Wednesday, March 31, 2010

Waking Up the Compost

The movie Clear and Present Danger opens with a Coast Guard cutter overtaking a suspicious boat somewhere off the U.S. coast. When the suspicious vessel fails to acknowledge the Coast Guard's presence by slowing down, the cutter's captain gives a cold command to the sailor at the helm: "Wake 'em up!" An ear-shattering blast of the cutter's horn fails to slow the vessel, and the sailors man the bow gun and prepare to board.

Sometimes compost—actually, bio-organisms in the compost—needs to be waked up as well. The compost pile I fed with scraps over the winter had lain dormant during the cold months when the microbial life slowed down to a crawl. But with the warmer weather it's time to wake the critters—get 'em fed, wet, and aired out so they can pick up where they left off last fall and turn my food and yard scraps into humus.

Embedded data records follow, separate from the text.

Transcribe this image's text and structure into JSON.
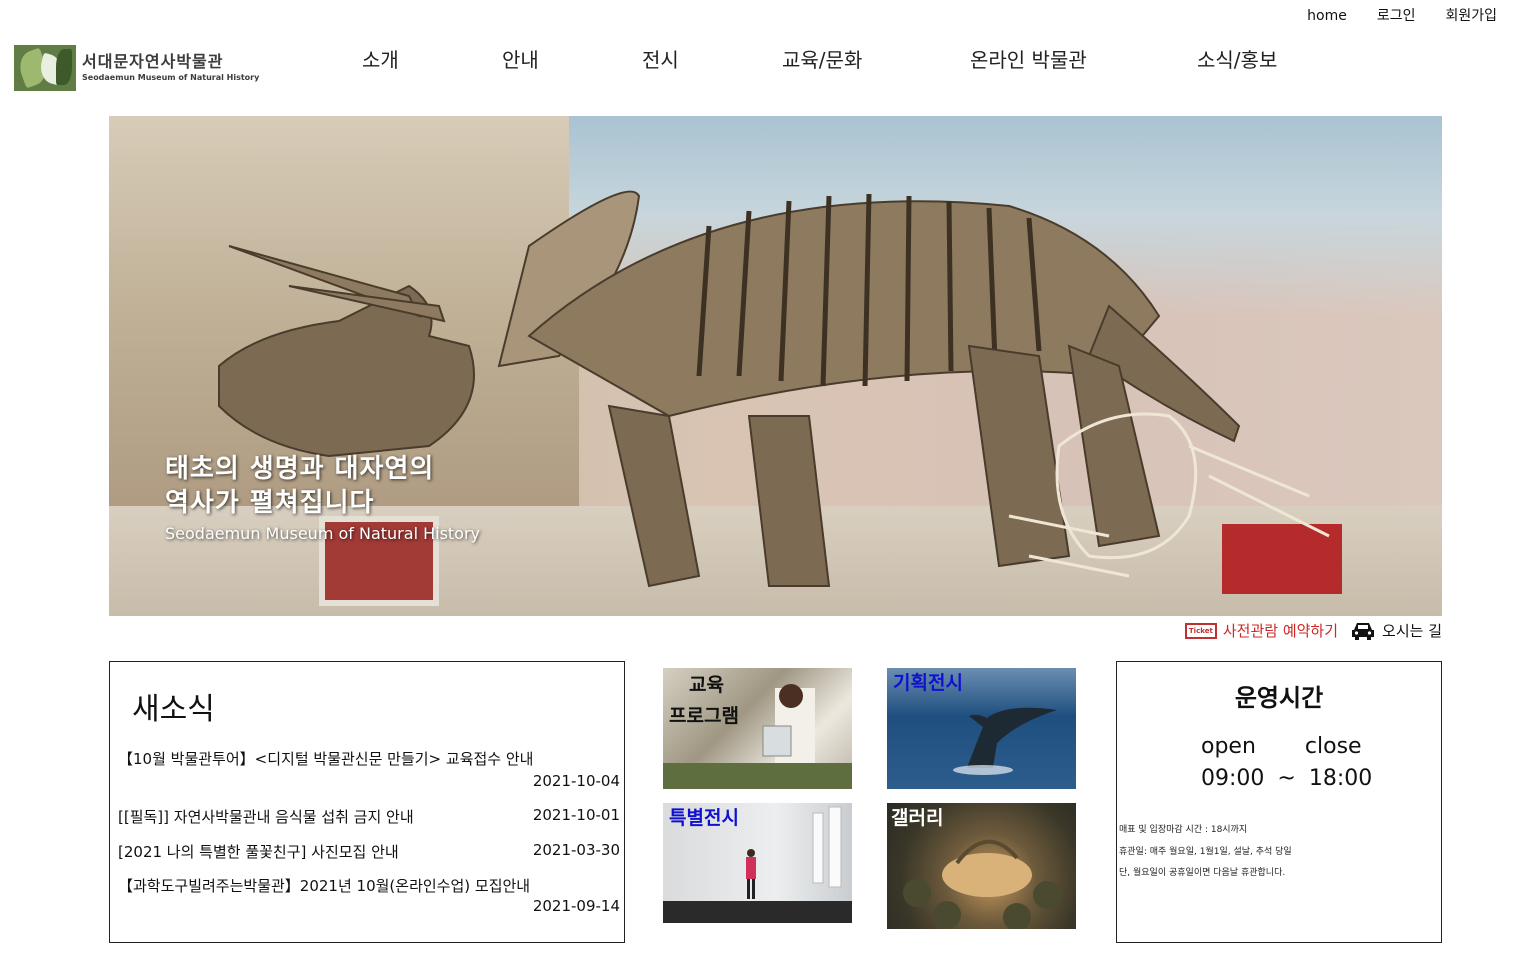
{
  "util_links": {
    "home": "home",
    "login": "로그인",
    "signup": "회원가입"
  },
  "logo": {
    "ko": "서대문자연사박물관",
    "en": "Seodaemun Museum of Natural History"
  },
  "nav": [
    "소개",
    "안내",
    "전시",
    "교육/문화",
    "온라인 박물관",
    "소식/홍보"
  ],
  "hero": {
    "line1": "태초의 생명과 대자연의",
    "line2": "역사가 펼쳐집니다",
    "en": "Seodaemun Museum of Natural History"
  },
  "quick": {
    "ticket_icon": "Ticket",
    "reserve": "사전관람 예약하기",
    "directions": "오시는 길"
  },
  "news": {
    "title": "새소식",
    "items": [
      {
        "title": "【10월 박물관투어】<디지털 박물관신문 만들기> 교육접수 안내",
        "date": "2021-10-04"
      },
      {
        "title": "[[필독]] 자연사박물관내 음식물 섭취 금지 안내",
        "date": "2021-10-01"
      },
      {
        "title": "[2021 나의 특별한 풀꽃친구] 사진모집 안내",
        "date": "2021-03-30"
      },
      {
        "title": "【과학도구빌려주는박물관】2021년 10월(온라인수업) 모집안내",
        "date": "2021-09-14"
      }
    ]
  },
  "tiles": {
    "edu_line1": "교육",
    "edu_line2": "프로그램",
    "plan": "기획전시",
    "special": "특별전시",
    "gallery": "갤러리"
  },
  "hours": {
    "title": "운영시간",
    "open_label": "open",
    "close_label": "close",
    "open_time": "09:00",
    "separator": "~",
    "close_time": "18:00",
    "notes": [
      "매표 및 입장마감 시간 : 18시까지",
      "휴관일: 매주 월요일, 1월1일, 설날, 추석 당일",
      "단, 월요일이 공휴일이면 다음날 휴관합니다."
    ]
  },
  "colors": {
    "reserve": "#d02828",
    "tile_blue": "#1010d0"
  }
}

This is a lame compost bin—not really enough mass to get really hot. But it has to suffice for the time being. I forked the scraps from a previous bin into this new bin, which provides oxygen and remixes the scraps. After every new layer (6"-8" of scraps) I added alfalfa meal as a nitrogen source for the microbes and dampened the scraps with the hose. Air, food, water—what every biological being needs, microbes being no exception.